Le silence, allié à cette inconfortable situation, m'incite à prendre la parole. C'est le meilleur moyen d'oublier ce ressenti inhabituel et surtout de masquer l'embarras croissant et totalement inconcevable qu'il suscite en moi.
"
J'peux t'expliquer un peu.", souffle-je, l’air de rien. "
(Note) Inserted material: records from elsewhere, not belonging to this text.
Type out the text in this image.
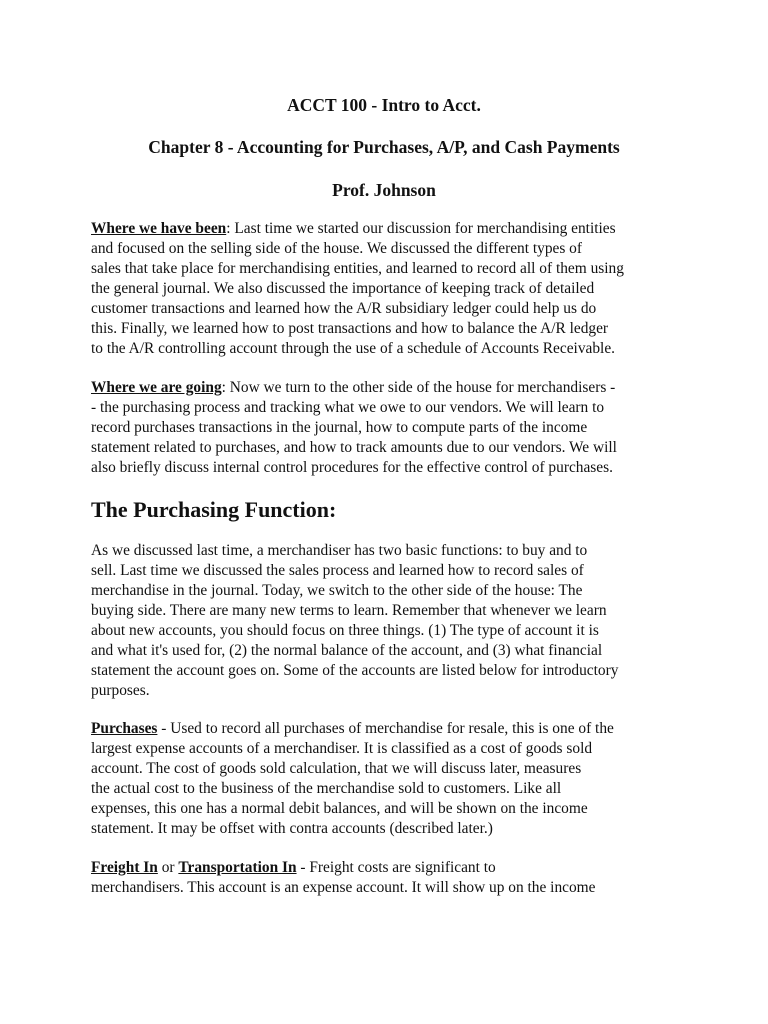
ACCT 100 - Intro to Acct.
Chapter 8 - Accounting for Purchases, A/P, and Cash Payments
Prof. Johnson
Where we have been: Last time we started our discussion for merchandising entities
and focused on the selling side of the house. We discussed the different types of
sales that take place for merchandising entities, and learned to record all of them using
the general journal. We also discussed the importance of keeping track of detailed
customer transactions and learned how the A/R subsidiary ledger could help us do
this. Finally, we learned how to post transactions and how to balance the A/R ledger
to the A/R controlling account through the use of a schedule of Accounts Receivable.
Where we are going: Now we turn to the other side of the house for merchandisers -
- the purchasing process and tracking what we owe to our vendors. We will learn to
record purchases transactions in the journal, how to compute parts of the income
statement related to purchases, and how to track amounts due to our vendors. We will
also briefly discuss internal control procedures for the effective control of purchases.
The Purchasing Function:
As we discussed last time, a merchandiser has two basic functions: to buy and to
sell. Last time we discussed the sales process and learned how to record sales of
merchandise in the journal. Today, we switch to the other side of the house: The
buying side. There are many new terms to learn. Remember that whenever we learn
about new accounts, you should focus on three things. (1) The type of account it is
and what it's used for, (2) the normal balance of the account, and (3) what financial
statement the account goes on. Some of the accounts are listed below for introductory
purposes.
Purchases - Used to record all purchases of merchandise for resale, this is one of the
largest expense accounts of a merchandiser. It is classified as a cost of goods sold
account. The cost of goods sold calculation, that we will discuss later, measures
the actual cost to the business of the merchandise sold to customers. Like all
expenses, this one has a normal debit balances, and will be shown on the income
statement. It may be offset with contra accounts (described later.)
Freight In or Transportation In - Freight costs are significant to
merchandisers. This account is an expense account. It will show up on the income
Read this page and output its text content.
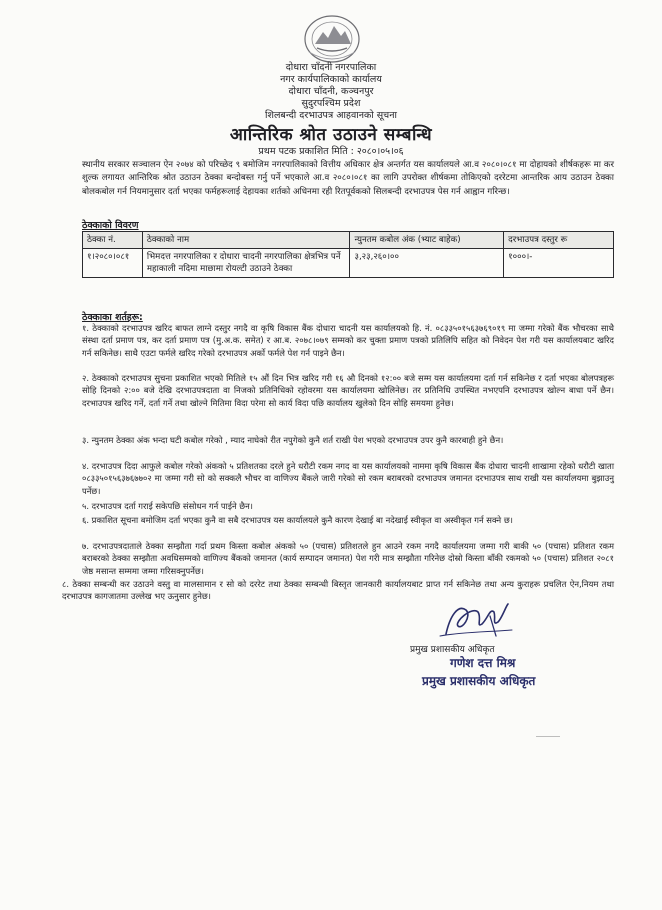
दोधारा चाँदनी नगरपालिका
नगर कार्यपालिकाको कार्यालय
दोधारा चाँदनी, कञ्चनपुर
सुदुरपश्चिम प्रदेश
शिलबन्दी दरभाउपत्र आहवानको सूचना
आन्तिरिक श्रोत उठाउने सम्बन्धि
प्रथम पटक प्रकाशित मिति : २०८०।०५।०६
स्थानीय सरकार सञ्चालन ऐन २०७४ को परिच्छेद ९ बमोजिम नगरपालिकाको वित्तीय अधिकार क्षेत्र अन्तर्गत यस कार्यालयले आ.व २०८०।०८१ मा दोहायको शीर्षकहरू मा कर शुल्क लगायत आन्तिरिक श्रोत उठाउन ठेक्का बन्दोबस्त गर्नु पर्ने भएकाले आ.व २०८०।०८१ का लागि उपरोक्त शीर्षकमा तोकिएको दररेटमा आन्तरिक आय उठाउन ठेक्का बोलकबोल गर्न नियमानुसार दर्ता भएका फर्महरूलाई देहायका शर्तको अधिनमा रही रितपूर्वकको सिलबन्दी दरभाउपत्र पेस गर्न आह्वान गरिन्छ।
ठेक्काको विवरण
ठेक्का नं.	ठेक्काको नाम	न्युनतम कबोल अंक (भ्याट बाहेक)	दरभाउपत्र दस्तुर रू
१।२०८०।०८१	भिमदत्त नगरपालिका र दोधारा चादनी नगरपालिका क्षेत्रभित्र पर्ने महाकाली नदिमा माछामा रोयल्टी उठाउने ठेक्का	३,२३,२६०।००	१०००।-
ठेक्काका शर्तहरू:
१. ठेक्काको दरभाउपत्र खरिद बाफत लाग्ने दस्तुर नगदै वा कृषि विकास बैंक दोधारा चादनी यस कार्यालयको हि. नं. ०८३३५०१५६३७६९०१९ मा जम्मा गरेको बैंक भौचरका साथै संस्था दर्ता प्रमाण पत्र, कर दर्ता प्रमाण पत्र (मु.अ.क. समेत) र आ.ब. २०७८।०७९ सम्मको कर चुक्ता प्रमाण पत्रको प्रतिलिपि सहित को निवेदन पेश गरी यस कार्यालयबाट खरिद गर्न सकिनेछ। साथै एउटा फर्मले खरिद गरेको दरभाउपत्र अर्को फर्मले पेश गर्न पाइने छैन।
२. ठेक्काको दरभाउपत्र सुचना प्रकाशित भएको मितिले १५ औं दिन भित्र खरिद गरी १६ औ दिनको १२:०० बजे सम्म यस कार्यालयमा दर्ता गर्न सकिनेछ र दर्ता भएका बोलपत्रहरू सोहि दिनको २:०० बजे देखि दरभाउपत्रदाता वा निजको प्रतिनिधिको रहोवरमा यस कार्यालयमा खोलिनेछ। तर प्रतिनिधि उपस्थित नभएपनि दरभाउपत्र खोल्न बाधा पर्ने छैन। दरभाउपत्र खरिद गर्ने, दर्ता गर्ने तथा खोल्ने मितिमा विदा परेमा सो कार्य विदा पछि कार्यालय खुलेको दिन सोहि समयमा हुनेछ।
३. न्युनतम ठेक्का अंक भन्दा घटी कबोल गरेको , म्याद नाघेको रीत नपुगेको कुनै शर्त राखी पेश भएको दरभाउपत्र उपर कुनै कारबाही हुने छैन।
४. दरभाउपत्र दिदा आफुले कबोल गरेको अंकको ५ प्रतिशतका दरले हुने धरौटी रकम नगद वा यस कार्यालयको नाममा कृषि विकास बैंक दोधारा चादनी शाखामा रहेको धरौटी खाता ०८३३५०१५६३७६७७०२ मा जम्मा गरी सो को सक्कलै भौचर वा वाणिज्य बैंकले जारी गरेको सो रकम बराबरको दरभाउपत्र जमानत दरभाउपत्र साथ राखी यस कार्यालयमा बुझाउनु पर्नेछ।
५. दरभाउपत्र दर्ता गराई सकेपछि संसोधन गर्न पाईने छैन।
६. प्रकाशित सूचना बमोजिम दर्ता भएका कुनै वा सबै दरभाउपत्र यस कार्यालयले कुनै कारण देखाई बा नदेखाई स्वीकृत वा अस्वीकृत गर्न सक्ने छ।
७. दरभाउपत्रदाताले ठेक्का सम्झौता गर्दा प्रथम किस्ता कबोल अंकको ५० (पचास) प्रतिशतले हुन आउने रकम नगदै कार्यालयमा जम्मा गरी बाकी ५० (पचास) प्रतिशत रकम बराबरको ठेक्का सम्झौता अवधिसम्मको वाणिज्य बैंकको जमानत (कार्य सम्पादन जमानत) पेश गरी मात्र सम्झौता गरिनेछ दोस्रो किस्ता बाँकी रकमको ५० (पचास) प्रतिशत २०८१ जेष्ठ मसान्त सम्ममा जम्मा गरिसक्नुपर्नेछ।
८. ठेक्का सम्बन्धी कर उठाउने वस्तु वा मालसामान र सो को दररेट तथा ठेक्का सम्बन्धी बिस्तृत जानकारी कार्यालयबाट प्राप्त गर्न सकिनेछ तथा अन्य कुराहरू प्रचलित ऐन,नियम तथा दरभाउपत्र कागजातमा उल्लेख भए ऊनुसार हुनेछ।
प्रमुख प्रशासकीय अधिकृत
गणेश दत्त मिश्र
प्रमुख प्रशासकीय अधिकृत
Pour les lutins. Si ça t'intéresse."
"
Je... Oui, je ne peux pas le nier."
Distant, je reporte mon attention vers l'extérieur, m'efforçant de retrouver mon sang-froid et mon indifférence face à tout cela. Peut-être m'a-t-il envoûté. Peut-être est-ce ce calme inhabituel et cette absence de menace immédiate qui m'y incitent, mais je me sens l'envie de satisfaire sa curiosité. Je réfléchis un peu puis me lance, décidé à ne pas évoquer plus que le nécessaire.
"
Depuis mon... Départ, j'ai rencontré au moins quatre de ces porteurs de bonnets. Le premier, frappé par la folie kendrane, était persuadé que je lui avais volé sa coiffe. Mes côtes s'en souviennent."
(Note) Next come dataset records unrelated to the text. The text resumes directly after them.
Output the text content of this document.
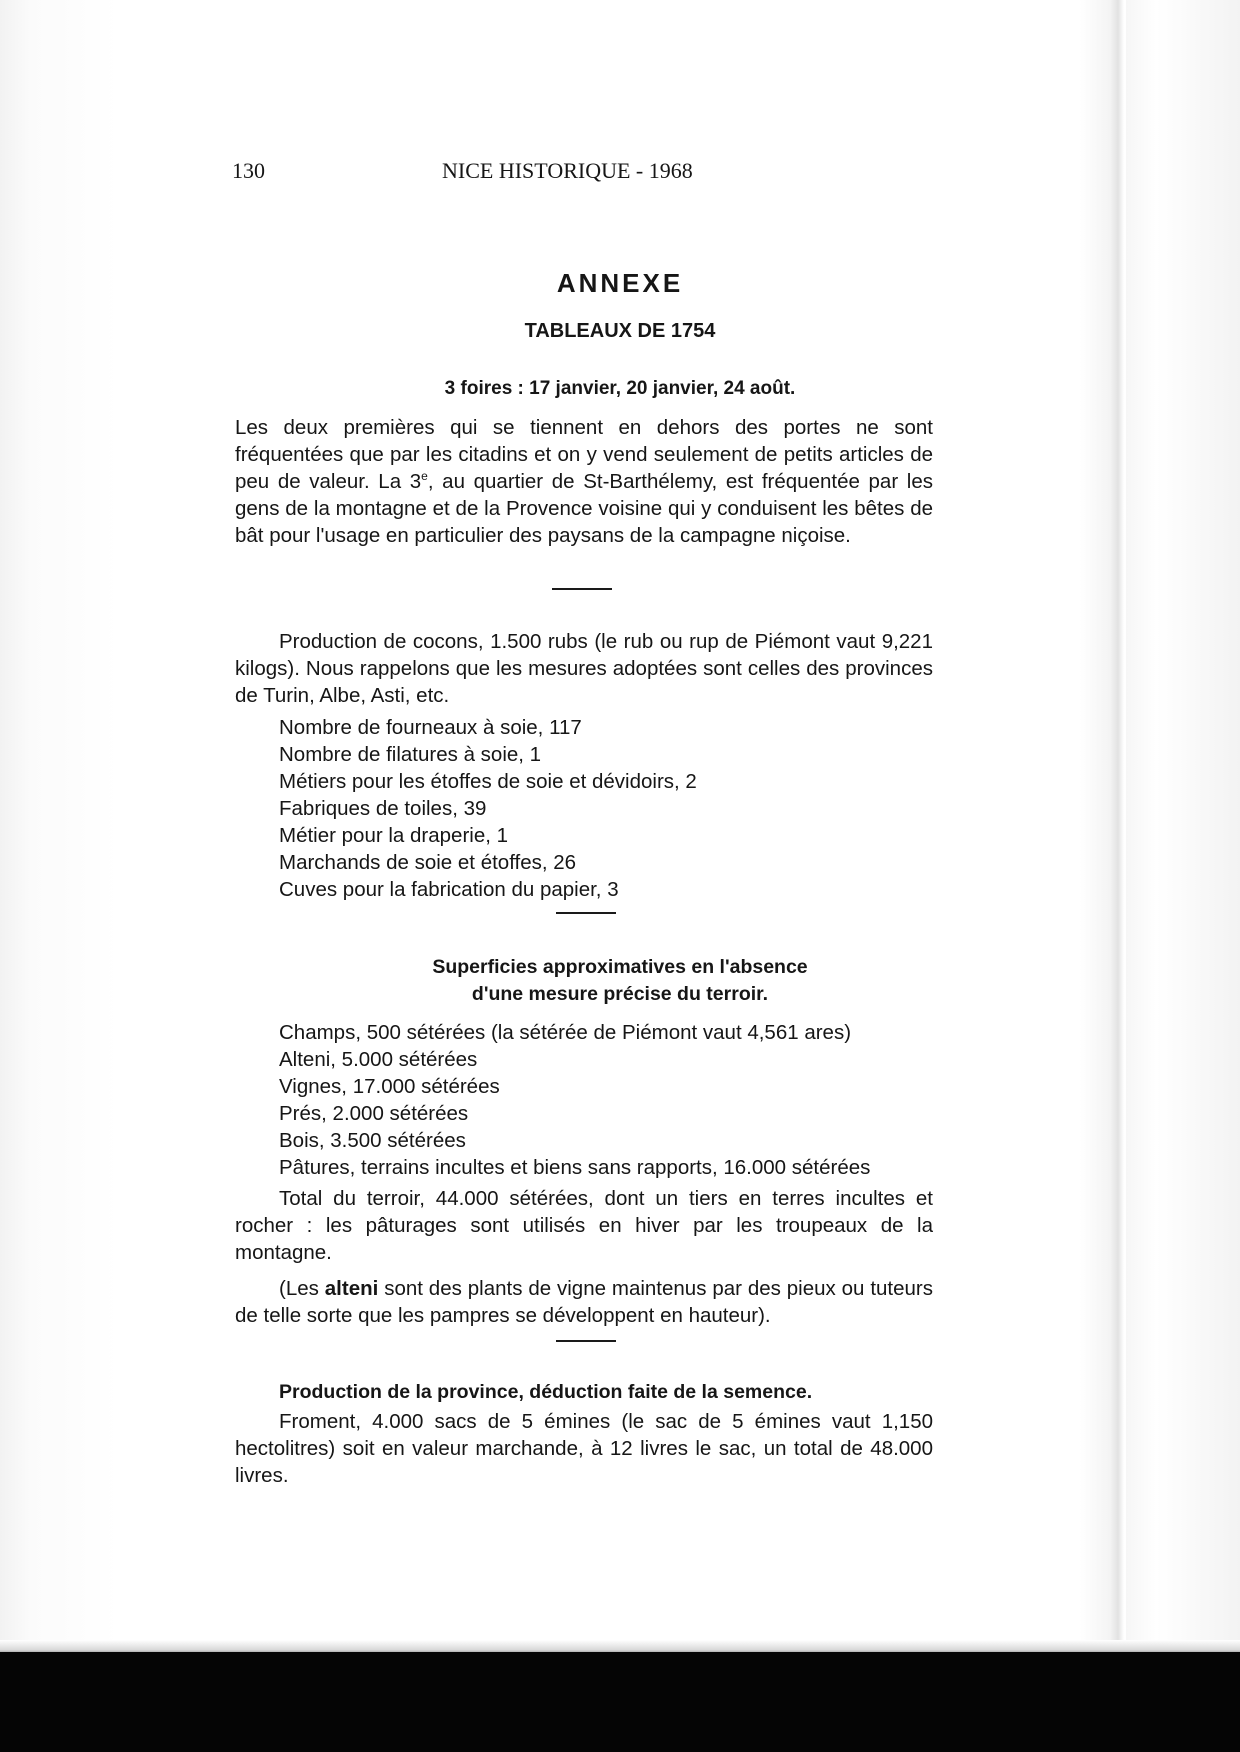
130	NICE HISTORIQUE - 1968
ANNEXE
TABLEAUX DE 1754
3 foires : 17 janvier, 20 janvier, 24 août.
Les deux premières qui se tiennent en dehors des portes ne sont fréquentées que par les citadins et on y vend seulement de petits articles de peu de valeur. La 3e, au quartier de St-Barthélemy, est fréquentée par les gens de la montagne et de la Provence voisine qui y conduisent les bêtes de bât pour l'usage en particulier des paysans de la campagne niçoise.
Production de cocons, 1.500 rubs (le rub ou rup de Piémont vaut 9,221 kilogs). Nous rappelons que les mesures adoptées sont celles des provinces de Turin, Albe, Asti, etc.
Nombre de fourneaux à soie, 117
Nombre de filatures à soie, 1
Métiers pour les étoffes de soie et dévidoirs, 2
Fabriques de toiles, 39
Métier pour la draperie, 1
Marchands de soie et étoffes, 26
Cuves pour la fabrication du papier, 3
Superficies approximatives en l'absence
d'une mesure précise du terroir.
Champs, 500 sétérées (la sétérée de Piémont vaut 4,561 ares)
Alteni, 5.000 sétérées
Vignes, 17.000 sétérées
Prés, 2.000 sétérées
Bois, 3.500 sétérées
Pâtures, terrains incultes et biens sans rapports, 16.000 sétérées
Total du terroir, 44.000 sétérées, dont un tiers en terres incultes et rocher : les pâturages sont utilisés en hiver par les troupeaux de la montagne.
(Les alteni sont des plants de vigne maintenus par des pieux ou tuteurs de telle sorte que les pampres se développent en hauteur).
Production de la province, déduction faite de la semence.
Froment, 4.000 sacs de 5 émines (le sac de 5 émines vaut 1,150 hectolitres) soit en valeur marchande, à 12 livres le sac, un total de 48.000 livres.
L'aldryde semble m'écouter avec attention. C'est du moins mon interprétation de son attitude silencieuse où seul un hochement de tête, vaguement lié à un contact plus prononcé, me répond.
"
Le deuxième. Un crétin des champs. Il aggravait la situation d'un nid où un harney et sa femelle étaient attaqués par une sorte de coq croisé reptile."
"
Un coq croisé... Cocatrix peut-être ?"
"
Possible."
"
Mes excuses, je t'ai interrompu."
Je hausse légèrement les épaules et poursuis.
"
Un idiot doublé d'un lâche. Il m'a poussé dans les pattes de cette chose immonde pour prendre la fuite. Cette marque en est le résultat. Mais la bestiole, elle, elle est morte."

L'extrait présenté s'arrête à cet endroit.